Aktien von Intel hingegen büssten 0,85 Prozent auf 23,39 Dollar ein, nachdem der Kurs vorbörslich um fast ein Prozent gestiegen war. Intel stellte ein leistungsfähiges Flash-Laufwerk vor, das nach Meinung von Intel-Manager Pat Gelsinger einen tiefgreifenden Wandel bei Notebooks bewirken könnte. Innerhalb der nächsten 30 Tage sollen die ersten so genannten SSD-Speicherlaufwerke verfügbar sein. Erstmals dringt Intel damit mit einem eigenen Produkt in einen neuen Markt vor und macht Herstellern wie Samsung oder Hama direkte Konkurrenz.

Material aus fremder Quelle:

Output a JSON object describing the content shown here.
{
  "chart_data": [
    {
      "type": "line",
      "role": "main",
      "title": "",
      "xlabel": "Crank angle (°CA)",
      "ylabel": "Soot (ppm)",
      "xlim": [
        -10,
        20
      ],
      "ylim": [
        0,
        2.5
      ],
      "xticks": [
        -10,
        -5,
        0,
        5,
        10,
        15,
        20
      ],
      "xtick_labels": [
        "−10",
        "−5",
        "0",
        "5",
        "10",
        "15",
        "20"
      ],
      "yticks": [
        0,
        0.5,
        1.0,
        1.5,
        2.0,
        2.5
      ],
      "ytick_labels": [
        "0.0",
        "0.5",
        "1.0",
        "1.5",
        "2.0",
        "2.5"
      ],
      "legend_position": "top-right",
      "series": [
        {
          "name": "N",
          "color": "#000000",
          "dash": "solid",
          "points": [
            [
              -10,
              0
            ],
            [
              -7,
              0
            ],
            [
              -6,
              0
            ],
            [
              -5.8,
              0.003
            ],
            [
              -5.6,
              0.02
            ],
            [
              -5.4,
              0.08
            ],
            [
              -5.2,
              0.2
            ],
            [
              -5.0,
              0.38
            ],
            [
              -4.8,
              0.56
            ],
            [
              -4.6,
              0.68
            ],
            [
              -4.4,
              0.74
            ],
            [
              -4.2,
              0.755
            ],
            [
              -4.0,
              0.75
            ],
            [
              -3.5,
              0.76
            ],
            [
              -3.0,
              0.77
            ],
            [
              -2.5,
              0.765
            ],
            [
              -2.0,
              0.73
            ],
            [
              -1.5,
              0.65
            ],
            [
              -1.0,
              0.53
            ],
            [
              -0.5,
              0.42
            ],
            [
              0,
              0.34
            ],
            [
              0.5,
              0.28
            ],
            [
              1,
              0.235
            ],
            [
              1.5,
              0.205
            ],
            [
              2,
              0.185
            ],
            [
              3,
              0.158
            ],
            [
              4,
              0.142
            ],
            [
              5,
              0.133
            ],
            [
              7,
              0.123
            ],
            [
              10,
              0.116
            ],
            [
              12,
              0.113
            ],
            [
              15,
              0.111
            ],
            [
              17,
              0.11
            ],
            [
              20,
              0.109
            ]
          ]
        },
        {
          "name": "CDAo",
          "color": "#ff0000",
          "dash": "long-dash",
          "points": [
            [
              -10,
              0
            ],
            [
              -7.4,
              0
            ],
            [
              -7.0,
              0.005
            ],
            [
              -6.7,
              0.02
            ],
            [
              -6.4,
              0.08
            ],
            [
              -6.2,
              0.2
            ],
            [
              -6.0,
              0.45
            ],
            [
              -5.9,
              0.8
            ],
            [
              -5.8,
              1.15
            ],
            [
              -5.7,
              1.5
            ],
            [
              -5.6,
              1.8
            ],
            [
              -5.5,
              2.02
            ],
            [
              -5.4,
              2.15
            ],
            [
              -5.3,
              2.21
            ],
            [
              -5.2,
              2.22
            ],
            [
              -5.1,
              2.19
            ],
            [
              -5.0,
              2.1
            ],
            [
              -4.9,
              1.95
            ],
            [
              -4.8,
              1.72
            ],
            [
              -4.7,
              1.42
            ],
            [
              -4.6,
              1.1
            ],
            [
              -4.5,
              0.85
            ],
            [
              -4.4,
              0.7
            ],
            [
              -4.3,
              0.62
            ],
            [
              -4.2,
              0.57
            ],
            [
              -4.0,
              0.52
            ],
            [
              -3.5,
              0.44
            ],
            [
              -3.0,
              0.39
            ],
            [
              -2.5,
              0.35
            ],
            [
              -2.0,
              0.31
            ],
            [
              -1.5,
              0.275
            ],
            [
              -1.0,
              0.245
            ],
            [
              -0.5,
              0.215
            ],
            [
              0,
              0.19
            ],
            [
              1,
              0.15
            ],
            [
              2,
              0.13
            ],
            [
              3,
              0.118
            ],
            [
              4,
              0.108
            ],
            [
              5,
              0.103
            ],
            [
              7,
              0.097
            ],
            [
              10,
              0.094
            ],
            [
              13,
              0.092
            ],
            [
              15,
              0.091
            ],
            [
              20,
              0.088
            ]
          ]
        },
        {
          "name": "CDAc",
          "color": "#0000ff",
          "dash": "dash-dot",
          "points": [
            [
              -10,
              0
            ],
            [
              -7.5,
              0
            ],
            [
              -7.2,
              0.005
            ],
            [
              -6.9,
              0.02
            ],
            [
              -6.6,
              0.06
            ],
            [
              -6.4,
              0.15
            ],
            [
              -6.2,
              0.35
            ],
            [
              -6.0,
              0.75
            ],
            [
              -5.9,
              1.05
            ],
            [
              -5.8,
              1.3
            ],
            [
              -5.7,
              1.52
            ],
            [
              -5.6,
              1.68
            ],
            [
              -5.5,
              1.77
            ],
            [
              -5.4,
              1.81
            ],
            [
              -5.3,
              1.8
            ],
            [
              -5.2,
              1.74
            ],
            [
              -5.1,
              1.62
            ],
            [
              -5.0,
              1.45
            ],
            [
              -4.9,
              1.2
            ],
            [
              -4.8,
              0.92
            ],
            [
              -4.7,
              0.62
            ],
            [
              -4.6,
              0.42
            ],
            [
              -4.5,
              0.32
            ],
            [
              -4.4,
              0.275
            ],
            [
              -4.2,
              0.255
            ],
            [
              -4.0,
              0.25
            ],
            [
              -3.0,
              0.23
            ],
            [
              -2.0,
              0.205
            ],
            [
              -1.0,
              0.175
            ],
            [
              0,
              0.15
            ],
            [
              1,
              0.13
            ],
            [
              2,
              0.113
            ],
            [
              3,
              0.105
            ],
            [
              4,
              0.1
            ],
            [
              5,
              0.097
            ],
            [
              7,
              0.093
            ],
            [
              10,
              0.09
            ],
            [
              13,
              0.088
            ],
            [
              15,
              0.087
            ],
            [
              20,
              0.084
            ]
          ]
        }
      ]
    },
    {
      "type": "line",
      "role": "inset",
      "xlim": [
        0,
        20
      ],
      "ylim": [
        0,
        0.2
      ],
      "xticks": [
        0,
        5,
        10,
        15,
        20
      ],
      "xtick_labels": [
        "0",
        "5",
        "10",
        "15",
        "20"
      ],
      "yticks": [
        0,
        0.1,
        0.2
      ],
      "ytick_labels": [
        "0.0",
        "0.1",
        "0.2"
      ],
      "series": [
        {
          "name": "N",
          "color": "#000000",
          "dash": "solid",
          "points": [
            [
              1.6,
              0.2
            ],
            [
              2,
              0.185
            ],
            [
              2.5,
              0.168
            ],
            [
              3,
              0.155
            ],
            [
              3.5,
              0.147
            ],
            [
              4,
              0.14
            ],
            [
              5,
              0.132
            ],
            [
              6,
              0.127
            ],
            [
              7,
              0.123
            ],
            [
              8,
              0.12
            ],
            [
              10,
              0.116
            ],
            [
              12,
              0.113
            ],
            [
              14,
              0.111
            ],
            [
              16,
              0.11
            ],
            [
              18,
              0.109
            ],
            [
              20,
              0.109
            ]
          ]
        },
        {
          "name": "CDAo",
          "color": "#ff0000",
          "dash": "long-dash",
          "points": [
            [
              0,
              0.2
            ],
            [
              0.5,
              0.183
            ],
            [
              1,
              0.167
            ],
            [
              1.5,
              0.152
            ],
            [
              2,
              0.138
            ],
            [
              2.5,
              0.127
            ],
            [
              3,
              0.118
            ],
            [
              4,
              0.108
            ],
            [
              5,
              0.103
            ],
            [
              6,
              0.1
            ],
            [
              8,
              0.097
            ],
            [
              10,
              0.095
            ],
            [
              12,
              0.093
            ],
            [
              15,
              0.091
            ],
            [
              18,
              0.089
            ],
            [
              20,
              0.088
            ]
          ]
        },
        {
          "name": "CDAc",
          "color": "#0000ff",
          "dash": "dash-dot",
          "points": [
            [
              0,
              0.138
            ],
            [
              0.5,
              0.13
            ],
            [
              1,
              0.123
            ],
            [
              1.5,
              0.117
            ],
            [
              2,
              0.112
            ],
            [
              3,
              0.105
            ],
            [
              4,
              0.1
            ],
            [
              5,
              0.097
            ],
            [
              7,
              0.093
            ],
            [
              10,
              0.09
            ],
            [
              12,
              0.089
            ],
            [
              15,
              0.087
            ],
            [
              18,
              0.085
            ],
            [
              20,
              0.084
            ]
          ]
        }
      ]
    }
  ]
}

Aktien von Lehman Brothers zeigten sich im Handelsverlauf wechselhaft und pendelten zwischen Gewinnen und Verlusten hin und her. Aus dem Handel gingen die Papiere der Investmentbank mit plus 5,05 Prozent auf 13,73 Dollar. Die Titel waren am Vortag um mehr als 13 Prozent eingebrochen. Die Investoren hatten erschreckt auf Medienberichte reagiert, denen zufolge die Investmentbank angesichts neuer drohender Milliardenverluste Konzernteile zum Verkauf stellt.


Weiter abwärts ging es hingegen für die Titel von Fannie Mae mit minus 26,79 Prozent auf 4,40 Dollar und Freddie Mac mit einem Einbruch von 22,06 Prozent auf 3,25 Dollar. Die Krise der schwer angeschlagenen grössten US-Hypothekenfinanzierer spitzt sich dramatisch zu. Eine staatliche Rettungsaktion wird laut US-Medien immer wahrscheinlicher. Besonders bisher starke Investoren aus Europa und Asien schraubten ihr Engagement am Dienstag nochmals zurück.


Die wieder leicht gestiegenen Ölpreise stützten die Nachfrage nach Titeln aus der Branche. Titel wie ExxonMobil mit plus 1,10 Prozent auf 78,81 Dollar, Chevron mit plus 2,07 Prozent auf 86,46 Dollar und ConocoPhillips mit plus 2,02 Prozent auf 80,85 Dollar bauten ihre Vortagesgewinne aus. (awp/mc/ps/01)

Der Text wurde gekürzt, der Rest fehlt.